The Independent National Electoral Commission (INEC) is set to issue a certificate of return to Orji Kalu, a former governor of Abia State, who was controversially declared winner of a senatorial election in the state last month.
The commission listed Mr Kalu as one of the 100 senators-elect from the February 23 election who would be issued return certificates at a ceremony scheduled for Thursday morning in Abuja.
But the results released by INEC for the Abia North Senatorial District showed that Mr Kalu did not win the election outright and should not have been declared winner by the returning officer.
Mr Kalu polled 31,201 votes, according to Charles Anumudu, the INEC returning officer for the district, while incumbent senator, Mao Ohuabunwa of the Peoples Democratic Party (PDP), scored 20,801 votes in the election.
However, 38,526 votes were cancelled during the exercise, a number significantly greater than the margin of 10,400 between Messrs Kalu and Ohuabunwa.
A key guideline for electoral officers required that no winner can be declared in an election in which number of cancelled votes is greater than the margin between the first-two highest votes scorers.
INEC has widely applied the guideline in this year’s cycle, using cancelled results to trigger dozens of re-runs, including in six governorship polls.
The Ondo South Senatorial District election was declared inconclusive because the margin of victory was 27,036 against cancelled votes of 28,047.
The PDP’s candidate, Nicholas Tofowomo, had scored 79,029 against APC’s Yele Omogunwa who scored 51,993 votes. Even though it did not make any difference, since only 1,011 votes were at play, INEC, nonetheless followed through on its guideline and held a re-run before declaring Mr Tofowomo winner.
But the 38,526 cancelled votes in Abia North could decide the winner between Messrs Kalu Ohuabunwa in a re-run.
Festus Okoye, a spokesperson for INEC, told PREMIUM TIMES the commission was ‘helpless’ because a winner had already been declared.
Mr Okoye said when results are erroneously declared, the commission cannot exercise a discretion, but a victim could approach the court for urgent redress.
When reminded that INEC withheld issuance of return certificate to Rochas Okorocha after the returning officer alleged duress, Mr Okoye said the situation was different.
He said INEC exercised ‘discretion’ in Mr Okorocha’s case even though the returning officer had declared the outgoing Imo State governor winner because the official alleged compromise of his safety.
But in the case of Abia North election, the returning officer did not say he declared the result under duress or his life was threatened in any way, and changes cannot be made even though it was obvious an error had been committed.

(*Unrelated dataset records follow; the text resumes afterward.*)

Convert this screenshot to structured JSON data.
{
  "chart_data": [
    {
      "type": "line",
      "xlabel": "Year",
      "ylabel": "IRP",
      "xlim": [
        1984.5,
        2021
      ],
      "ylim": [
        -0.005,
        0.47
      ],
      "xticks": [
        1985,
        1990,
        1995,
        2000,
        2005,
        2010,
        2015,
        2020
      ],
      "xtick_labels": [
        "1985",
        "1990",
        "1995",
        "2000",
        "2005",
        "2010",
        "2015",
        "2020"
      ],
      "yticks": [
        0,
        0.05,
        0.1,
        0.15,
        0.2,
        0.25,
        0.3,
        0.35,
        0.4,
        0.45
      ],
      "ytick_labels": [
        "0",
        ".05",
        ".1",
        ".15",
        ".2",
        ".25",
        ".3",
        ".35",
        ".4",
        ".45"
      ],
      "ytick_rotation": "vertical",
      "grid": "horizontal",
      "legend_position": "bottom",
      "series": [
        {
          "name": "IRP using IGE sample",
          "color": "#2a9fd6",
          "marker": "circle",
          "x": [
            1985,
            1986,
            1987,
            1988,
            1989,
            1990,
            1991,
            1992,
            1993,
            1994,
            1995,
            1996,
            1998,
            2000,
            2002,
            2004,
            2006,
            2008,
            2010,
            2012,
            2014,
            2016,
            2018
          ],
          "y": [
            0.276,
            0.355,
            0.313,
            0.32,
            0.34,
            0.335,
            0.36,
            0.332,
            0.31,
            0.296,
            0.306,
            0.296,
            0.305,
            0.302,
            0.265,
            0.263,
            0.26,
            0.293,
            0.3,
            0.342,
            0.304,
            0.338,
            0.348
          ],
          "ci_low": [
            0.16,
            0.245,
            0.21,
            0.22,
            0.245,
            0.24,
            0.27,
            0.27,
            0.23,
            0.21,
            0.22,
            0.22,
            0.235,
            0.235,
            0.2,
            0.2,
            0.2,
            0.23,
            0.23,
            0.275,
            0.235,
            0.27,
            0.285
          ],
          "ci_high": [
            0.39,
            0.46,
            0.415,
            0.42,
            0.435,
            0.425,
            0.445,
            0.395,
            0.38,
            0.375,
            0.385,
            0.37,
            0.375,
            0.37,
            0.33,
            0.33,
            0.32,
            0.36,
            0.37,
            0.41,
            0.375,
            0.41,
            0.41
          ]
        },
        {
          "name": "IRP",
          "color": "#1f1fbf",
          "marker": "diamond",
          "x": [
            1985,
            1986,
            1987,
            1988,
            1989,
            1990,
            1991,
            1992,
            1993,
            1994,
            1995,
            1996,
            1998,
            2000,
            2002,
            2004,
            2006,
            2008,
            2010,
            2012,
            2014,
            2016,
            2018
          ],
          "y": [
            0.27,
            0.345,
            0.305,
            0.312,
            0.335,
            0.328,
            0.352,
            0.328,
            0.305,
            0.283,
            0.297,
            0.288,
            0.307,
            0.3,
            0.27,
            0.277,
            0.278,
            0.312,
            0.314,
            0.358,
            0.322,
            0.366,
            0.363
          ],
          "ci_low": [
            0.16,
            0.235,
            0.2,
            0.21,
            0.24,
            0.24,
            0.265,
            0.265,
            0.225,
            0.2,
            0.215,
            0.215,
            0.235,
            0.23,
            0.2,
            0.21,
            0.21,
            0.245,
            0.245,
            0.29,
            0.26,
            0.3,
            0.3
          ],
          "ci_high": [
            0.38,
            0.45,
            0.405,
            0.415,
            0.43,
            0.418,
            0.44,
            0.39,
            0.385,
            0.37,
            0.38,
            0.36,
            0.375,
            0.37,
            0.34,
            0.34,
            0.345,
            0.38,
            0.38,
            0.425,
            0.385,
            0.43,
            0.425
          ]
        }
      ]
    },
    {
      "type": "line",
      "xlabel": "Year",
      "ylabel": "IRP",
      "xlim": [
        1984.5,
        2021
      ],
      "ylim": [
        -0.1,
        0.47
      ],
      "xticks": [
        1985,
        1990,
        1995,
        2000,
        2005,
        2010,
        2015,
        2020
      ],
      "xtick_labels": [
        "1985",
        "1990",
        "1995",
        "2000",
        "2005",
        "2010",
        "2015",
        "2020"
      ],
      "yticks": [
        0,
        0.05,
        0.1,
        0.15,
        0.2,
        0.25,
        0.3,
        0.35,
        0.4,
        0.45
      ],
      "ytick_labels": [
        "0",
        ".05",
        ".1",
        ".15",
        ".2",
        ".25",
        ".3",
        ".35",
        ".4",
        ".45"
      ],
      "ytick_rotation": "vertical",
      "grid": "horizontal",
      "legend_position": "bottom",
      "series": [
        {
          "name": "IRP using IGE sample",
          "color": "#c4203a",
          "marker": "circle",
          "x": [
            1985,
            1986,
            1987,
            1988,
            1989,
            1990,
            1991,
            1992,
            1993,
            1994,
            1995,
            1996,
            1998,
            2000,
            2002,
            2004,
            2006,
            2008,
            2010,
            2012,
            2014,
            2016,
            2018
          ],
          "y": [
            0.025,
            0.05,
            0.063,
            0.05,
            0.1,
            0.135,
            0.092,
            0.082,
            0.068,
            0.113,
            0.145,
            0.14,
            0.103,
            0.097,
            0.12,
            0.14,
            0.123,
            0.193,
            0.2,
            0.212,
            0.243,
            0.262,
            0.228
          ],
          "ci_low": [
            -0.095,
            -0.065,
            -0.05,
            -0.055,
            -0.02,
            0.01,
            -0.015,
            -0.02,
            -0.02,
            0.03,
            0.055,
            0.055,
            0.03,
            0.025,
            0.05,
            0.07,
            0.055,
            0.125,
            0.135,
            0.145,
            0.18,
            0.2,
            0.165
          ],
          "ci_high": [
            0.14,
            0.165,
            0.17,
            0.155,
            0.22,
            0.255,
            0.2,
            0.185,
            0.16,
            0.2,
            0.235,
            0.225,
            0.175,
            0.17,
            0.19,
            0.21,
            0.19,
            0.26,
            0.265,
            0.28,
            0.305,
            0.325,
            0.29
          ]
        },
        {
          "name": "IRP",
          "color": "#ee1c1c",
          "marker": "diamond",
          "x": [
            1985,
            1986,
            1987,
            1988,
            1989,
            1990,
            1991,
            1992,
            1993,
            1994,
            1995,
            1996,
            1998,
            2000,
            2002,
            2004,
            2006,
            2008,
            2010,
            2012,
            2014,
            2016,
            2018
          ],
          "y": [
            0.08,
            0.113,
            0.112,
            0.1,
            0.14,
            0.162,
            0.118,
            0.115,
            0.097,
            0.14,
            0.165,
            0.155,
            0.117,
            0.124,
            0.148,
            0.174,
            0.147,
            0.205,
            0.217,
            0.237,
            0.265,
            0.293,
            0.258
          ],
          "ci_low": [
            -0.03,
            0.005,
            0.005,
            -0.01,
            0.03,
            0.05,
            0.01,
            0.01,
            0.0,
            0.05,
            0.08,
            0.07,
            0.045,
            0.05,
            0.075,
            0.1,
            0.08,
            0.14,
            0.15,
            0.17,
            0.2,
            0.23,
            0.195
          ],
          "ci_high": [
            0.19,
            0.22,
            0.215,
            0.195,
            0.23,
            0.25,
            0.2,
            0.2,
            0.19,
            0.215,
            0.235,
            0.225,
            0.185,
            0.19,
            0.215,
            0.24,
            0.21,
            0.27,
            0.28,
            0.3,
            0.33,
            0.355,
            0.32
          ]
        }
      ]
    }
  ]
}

Joseph Iloh, the resident electoral commissioner for Abia State, echoed Mr Okoye’s position to PREMIUM TIMES. He added that all the party agents signed the erroneous sheet.
Mr Ohuabunwa said his agent is a lawyer and could not have signed the sheet, challenging the electoral chief to present evidence of his claim.
The Electoral Act empowers only the court to overturn a declaration by an electoral officer in an election. It was unclear whether Mr Okorocha had approached the court to challenge INEC’s decision on his matter.
Mr Ohuabunwa said on Wednesday he approached the Federal High Court for an order to prevent INEC from issuing a certificate to Mr Kalu on Thursday, but instead conduct a re-run election for the cancelled polling units.
Election and civic engagement expert, Samson Itodo of YIAGA, has expressed concerns about “arbitrary” application of the law, warning that any fragment of inconsistency could threaten the credibility of the 2019 election on which chief umpire Mahmood Yakubu hopes to build a legacy.